I believe the tool is not the determining factor. The subject matter and the speaker (subject matter expert) really determine the impact of the presentation.
Too many times I have watched (including myself) prezos that rely upon the tool to make the impact rather than the speaker’s message however stated in bullets.
PowerPoint has, like Microsoft’s Word application locked us into a specific tool that is misused from the elementary school room to the corporate boardroom. There are probably better tools available, but just like MS Word…if it does not import/export the .ppt format, well then nobody wants to manually migrate their growing collections to a tool that may not be around in two years.
Flash is the truly the best meta-tool for today’s students. It can be used for a website animation introduction, video playback, game controller and even a tool to talk to the enterprise database via ColdFusion.
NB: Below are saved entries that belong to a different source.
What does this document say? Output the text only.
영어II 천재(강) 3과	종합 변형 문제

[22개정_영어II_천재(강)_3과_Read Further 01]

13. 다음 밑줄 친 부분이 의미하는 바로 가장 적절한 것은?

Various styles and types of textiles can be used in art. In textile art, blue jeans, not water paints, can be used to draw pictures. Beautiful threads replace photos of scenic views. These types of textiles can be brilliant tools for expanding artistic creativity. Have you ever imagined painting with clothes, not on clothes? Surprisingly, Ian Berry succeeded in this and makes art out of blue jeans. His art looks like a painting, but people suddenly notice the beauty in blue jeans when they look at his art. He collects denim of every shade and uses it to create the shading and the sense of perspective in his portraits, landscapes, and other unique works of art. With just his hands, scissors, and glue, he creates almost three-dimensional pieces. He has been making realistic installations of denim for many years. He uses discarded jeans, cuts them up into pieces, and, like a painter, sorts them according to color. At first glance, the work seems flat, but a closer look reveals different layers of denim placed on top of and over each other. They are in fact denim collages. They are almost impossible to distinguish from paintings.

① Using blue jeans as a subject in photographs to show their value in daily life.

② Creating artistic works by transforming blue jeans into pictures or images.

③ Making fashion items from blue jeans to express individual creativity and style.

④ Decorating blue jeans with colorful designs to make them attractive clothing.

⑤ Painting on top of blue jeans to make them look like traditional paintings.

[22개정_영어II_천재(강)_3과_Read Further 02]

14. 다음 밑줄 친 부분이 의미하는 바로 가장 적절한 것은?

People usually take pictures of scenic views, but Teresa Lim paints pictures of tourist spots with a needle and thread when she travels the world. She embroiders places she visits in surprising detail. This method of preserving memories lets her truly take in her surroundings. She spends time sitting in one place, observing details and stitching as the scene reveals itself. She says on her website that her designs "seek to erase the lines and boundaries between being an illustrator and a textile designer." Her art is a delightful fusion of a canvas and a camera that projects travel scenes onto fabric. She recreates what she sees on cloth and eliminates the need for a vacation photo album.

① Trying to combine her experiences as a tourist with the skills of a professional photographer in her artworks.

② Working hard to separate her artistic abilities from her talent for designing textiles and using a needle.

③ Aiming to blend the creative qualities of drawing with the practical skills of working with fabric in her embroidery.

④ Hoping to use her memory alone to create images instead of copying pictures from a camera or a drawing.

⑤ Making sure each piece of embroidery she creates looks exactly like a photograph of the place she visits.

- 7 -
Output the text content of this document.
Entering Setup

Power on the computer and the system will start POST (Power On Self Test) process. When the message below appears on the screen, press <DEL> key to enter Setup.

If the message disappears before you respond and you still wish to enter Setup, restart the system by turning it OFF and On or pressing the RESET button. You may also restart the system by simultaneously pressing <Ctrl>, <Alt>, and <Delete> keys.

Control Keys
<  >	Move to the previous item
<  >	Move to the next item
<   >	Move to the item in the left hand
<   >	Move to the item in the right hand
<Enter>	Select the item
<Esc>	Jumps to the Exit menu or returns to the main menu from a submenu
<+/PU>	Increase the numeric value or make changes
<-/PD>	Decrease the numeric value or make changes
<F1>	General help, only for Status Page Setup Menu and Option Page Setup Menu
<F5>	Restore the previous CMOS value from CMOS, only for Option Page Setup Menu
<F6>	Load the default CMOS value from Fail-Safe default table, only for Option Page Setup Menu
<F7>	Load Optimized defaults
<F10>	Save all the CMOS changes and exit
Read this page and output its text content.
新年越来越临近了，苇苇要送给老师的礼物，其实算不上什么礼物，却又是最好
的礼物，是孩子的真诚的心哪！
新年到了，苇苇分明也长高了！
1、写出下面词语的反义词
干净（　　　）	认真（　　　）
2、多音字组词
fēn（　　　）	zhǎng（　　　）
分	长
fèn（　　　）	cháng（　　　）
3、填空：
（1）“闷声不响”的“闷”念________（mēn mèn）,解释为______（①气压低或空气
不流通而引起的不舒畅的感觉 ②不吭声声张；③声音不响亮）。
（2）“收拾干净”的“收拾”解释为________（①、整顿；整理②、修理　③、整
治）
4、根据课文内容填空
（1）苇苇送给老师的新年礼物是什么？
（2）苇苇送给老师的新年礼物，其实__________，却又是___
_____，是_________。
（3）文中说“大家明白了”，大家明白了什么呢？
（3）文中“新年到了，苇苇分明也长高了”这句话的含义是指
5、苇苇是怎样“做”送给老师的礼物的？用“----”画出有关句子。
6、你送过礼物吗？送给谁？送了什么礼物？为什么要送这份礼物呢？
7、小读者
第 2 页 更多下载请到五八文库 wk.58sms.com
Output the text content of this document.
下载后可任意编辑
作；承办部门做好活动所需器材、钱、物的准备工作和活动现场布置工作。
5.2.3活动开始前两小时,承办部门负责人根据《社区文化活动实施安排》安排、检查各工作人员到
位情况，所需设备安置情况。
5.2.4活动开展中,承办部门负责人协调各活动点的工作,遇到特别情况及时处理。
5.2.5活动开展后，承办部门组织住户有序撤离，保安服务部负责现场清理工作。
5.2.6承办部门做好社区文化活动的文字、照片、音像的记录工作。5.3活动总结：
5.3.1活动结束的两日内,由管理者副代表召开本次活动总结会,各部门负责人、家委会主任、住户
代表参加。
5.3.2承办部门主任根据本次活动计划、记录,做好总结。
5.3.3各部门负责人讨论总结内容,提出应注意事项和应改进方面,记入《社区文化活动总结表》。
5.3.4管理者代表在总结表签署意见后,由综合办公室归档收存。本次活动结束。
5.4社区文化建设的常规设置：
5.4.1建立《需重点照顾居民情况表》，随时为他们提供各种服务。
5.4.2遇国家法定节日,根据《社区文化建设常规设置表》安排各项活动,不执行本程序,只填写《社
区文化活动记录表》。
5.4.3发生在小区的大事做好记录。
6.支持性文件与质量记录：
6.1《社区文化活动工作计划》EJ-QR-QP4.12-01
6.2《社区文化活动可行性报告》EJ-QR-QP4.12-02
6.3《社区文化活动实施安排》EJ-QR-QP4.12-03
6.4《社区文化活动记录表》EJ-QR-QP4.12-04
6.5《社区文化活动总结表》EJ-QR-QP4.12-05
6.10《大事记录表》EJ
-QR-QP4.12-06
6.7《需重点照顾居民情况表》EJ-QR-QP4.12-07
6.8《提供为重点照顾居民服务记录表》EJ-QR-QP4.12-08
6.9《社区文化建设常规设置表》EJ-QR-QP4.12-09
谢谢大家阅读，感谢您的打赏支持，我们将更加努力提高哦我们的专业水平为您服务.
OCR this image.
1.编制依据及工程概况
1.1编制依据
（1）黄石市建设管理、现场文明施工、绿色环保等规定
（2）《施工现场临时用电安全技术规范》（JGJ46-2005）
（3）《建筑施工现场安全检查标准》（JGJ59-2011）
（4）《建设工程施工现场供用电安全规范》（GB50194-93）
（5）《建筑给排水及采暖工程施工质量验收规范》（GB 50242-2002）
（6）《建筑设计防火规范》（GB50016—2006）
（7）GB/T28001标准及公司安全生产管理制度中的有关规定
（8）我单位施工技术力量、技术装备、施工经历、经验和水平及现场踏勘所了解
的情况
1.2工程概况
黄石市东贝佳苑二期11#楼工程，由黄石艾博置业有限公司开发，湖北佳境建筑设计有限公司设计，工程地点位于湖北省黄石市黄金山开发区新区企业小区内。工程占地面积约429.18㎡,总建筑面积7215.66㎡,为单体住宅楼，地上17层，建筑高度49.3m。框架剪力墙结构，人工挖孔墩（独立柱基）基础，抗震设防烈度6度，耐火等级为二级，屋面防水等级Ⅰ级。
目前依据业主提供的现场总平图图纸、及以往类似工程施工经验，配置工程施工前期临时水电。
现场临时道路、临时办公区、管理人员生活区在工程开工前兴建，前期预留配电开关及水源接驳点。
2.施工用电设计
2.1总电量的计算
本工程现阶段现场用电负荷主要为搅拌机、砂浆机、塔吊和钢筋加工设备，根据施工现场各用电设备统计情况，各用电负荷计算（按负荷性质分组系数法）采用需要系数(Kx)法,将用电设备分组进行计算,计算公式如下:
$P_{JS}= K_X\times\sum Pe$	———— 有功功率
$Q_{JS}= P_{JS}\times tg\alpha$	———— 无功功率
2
Strong presentations are best delivered with powerful content that directly impacts the audience…and I would leave the visual effects from PowerPoint, Keynote and Flash to a minimum as not to distract from the subject matter’s message.
Maybe there should be a class, or at least a seminar or something, to teach the students about quality presentation design. I’ve seen some less than spectacular presentations during my tour at MIAD and I’m sure mine could use some help as well. Get Tufte to come speak!
Phil and I have been requiring students to present some material in PowerPoint form, so a workshop would be great for CD jrs and srs. Tufte would be spectacular but probably too expensive. Since we teach information design in the fall, that would be the best time to schedule a visitor.